General audience abstract from Carla's dissertation submitted to her PhD Committee:

"From the humid tropics to the freezing arctic, from coastal floodplains to high-elevation mountaintops, wetlands are ubiquitous ecosystems that serve unique functions. Wetlands attenuate flooding, filter nutrients, store carbon, and are biodiversity hotspots. They lie at the boundaries of terrestrial and aquatic ecosystems, thanks to the slow movement of water which allows for a slow, but significant, accumulation of soil carbon and leads to increased interactions between the water-soil interface. Wetlands are a carbon storage powerhouse, but their emissions of carbon dioxide and methane could potentially offset the carbon stored in their soil. In addition, climate and anthropogenic changes could disturb wetlands’ role as carbon sinks and change carbon emissions.

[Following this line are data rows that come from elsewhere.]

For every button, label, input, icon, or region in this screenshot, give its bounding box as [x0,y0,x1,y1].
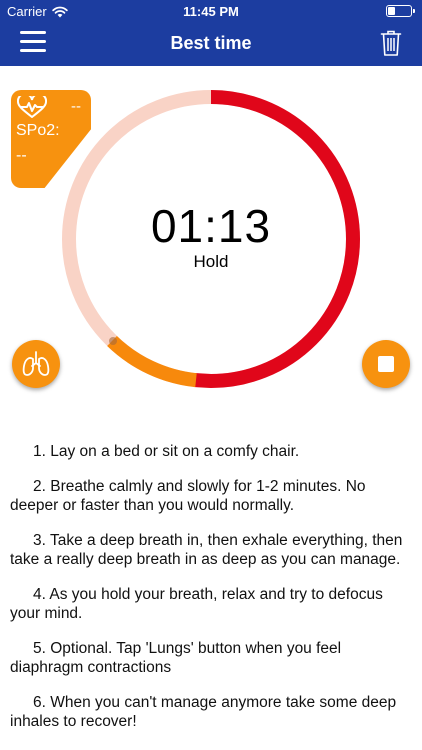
spo2-value: -- [16,147,27,164]
instruction-step: 6. When you can't manage anymore take so… [10,694,397,730]
status-time: 11:45 PM [183,4,239,19]
instruction-step: 4. As you hold your breath, relax and tr… [10,586,383,622]
navigation-bar: Carrier 11:45 PM Best time [0,0,422,66]
instruction-step: 5. Optional. Tap 'Lungs' button when you… [10,640,342,676]
phase-label: Hold [193,252,229,271]
battery-icon [386,5,415,17]
instructions-text: 1. Lay on a bed or sit on a comfy chair.… [10,442,415,747]
instruction-step: 2. Breathe calmly and slowly for 1-2 min… [10,478,366,514]
timer-ring: 01:13 Hold [60,88,362,390]
ring-secondary-arc [107,335,197,388]
spo2-label: SPo2: [16,122,60,139]
trash-icon[interactable] [380,29,402,57]
lungs-button[interactable] [12,340,60,388]
instruction-step: 1. Lay on a bed or sit on a comfy chair. [33,443,300,460]
ring-marker [109,337,117,345]
stop-button[interactable] [362,340,410,388]
heart-rate-value: -- [71,98,81,115]
timer-display: 01:13 [150,200,272,252]
lungs-icon [22,351,50,376]
stop-icon [378,356,394,372]
instruction-step: 3. Take a deep breath in, then exhale ev… [10,532,403,568]
status-bar: Carrier 11:45 PM [0,0,422,22]
page-title: Best time [170,33,252,53]
heart-rate-icon [17,96,47,118]
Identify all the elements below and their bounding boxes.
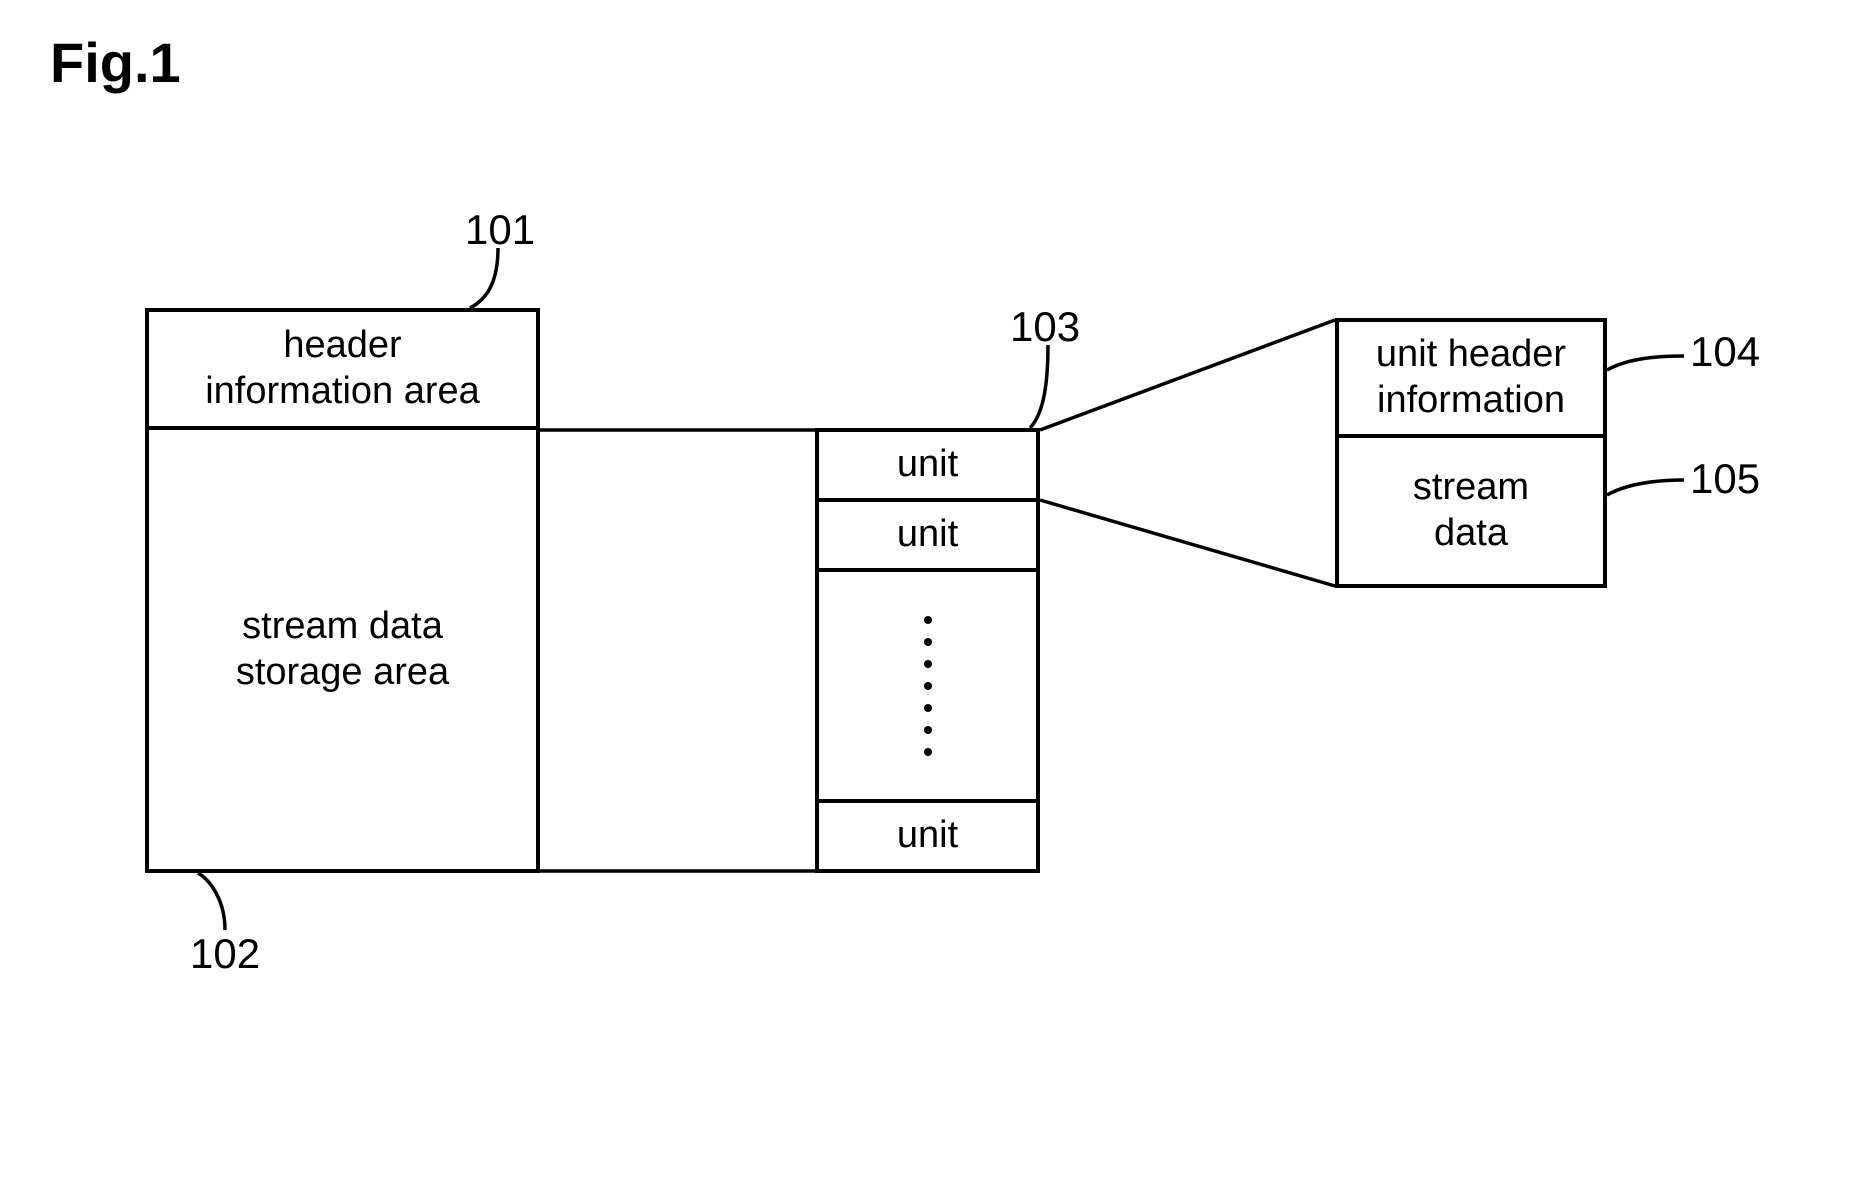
unit-label: unit: [897, 813, 958, 859]
unit-detail-block: unit header information stream data: [1335, 318, 1607, 588]
unit-label: unit: [897, 442, 958, 488]
stream-data-label: stream data: [1413, 465, 1529, 556]
unit-label: unit: [897, 512, 958, 558]
ref-104: 104: [1690, 328, 1760, 376]
ref-101: 101: [465, 206, 535, 254]
header-area-label: header information area: [205, 323, 480, 414]
ref-102: 102: [190, 930, 260, 978]
ref-105: 105: [1690, 455, 1760, 503]
vertical-ellipsis-icon: [924, 616, 932, 756]
unit-ellipsis-row: [815, 568, 1040, 803]
unit-row: unit: [815, 428, 1040, 502]
unit-row: unit: [815, 498, 1040, 572]
storage-area-label: stream data storage area: [236, 604, 449, 695]
unit-header-label: unit header information: [1376, 332, 1566, 423]
file-structure-block: header information area stream data stor…: [145, 308, 540, 873]
unit-row: unit: [815, 799, 1040, 873]
ref-103: 103: [1010, 303, 1080, 351]
figure-title: Fig.1: [50, 30, 181, 95]
unit-header-information: unit header information: [1335, 318, 1607, 438]
unit-list-block: unit unit unit: [815, 428, 1040, 873]
stream-data-storage-area: stream data storage area: [145, 426, 540, 873]
stream-data-box: stream data: [1335, 434, 1607, 588]
header-information-area: header information area: [145, 308, 540, 430]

"In this dissertation, I address questions about the spatial and temporal variability of carbon dioxide and methane dynamics as well as identify the environmental drivers of this variability. I do this in two unique wetland ecosystem types: temperate headwater wetlands in the Delmarva Peninsula of Maryland, USA and in freshwater coastal wetlands of Puerto Rico. In Delmarva wetlands, I sampled across 20 wetlands and used high-frequency sensors to examine how carbon dioxide and methane and the processes that influence their production and uptake are changing over time and across sites. In Puerto Rican wetlands, I present the first sampling of greenhouse gases in freshwater tropical coastal wetlands and the first experiment of the impacts of salinization on carbon dioxide and methane production on the island with the goal of evaluating how coastal saltwater intrusion could influence wetland carbon cycling. 

"I find that small and coastal tropical wetlands are hotspots of CO2 and CH4 concentrations. In small, headwater wetlands, light and hydrology influence CO2 and CH4 but patterns and dominant processes vary across these small wetlands. Further, in freshwater coastal wetlands, CO2 and CH4 have different drivers, with CO2 being more strongly controlled by season and temperature while CH4 is related to changes in dissolved oxygen and solutes. Finally, I observed that salinization decreased CH4 production and increased CO2 production in tropical coastal wetlands.

"The findings from this dissertation highlight the potential of small, headwater wetlands and tropical wetlands to disproportionately contribute to global carbon cycling. Interestingly, the diverging drivers of CO2 and CH4 points to underlying differences in the biogeochemical processes and sources that control their availability and thus, warrant increased exploration. The different responses to a simulated disturbance also highlight the potential complexity in the response of wetland carbon cycling to anthropogenic and climatic disturbances."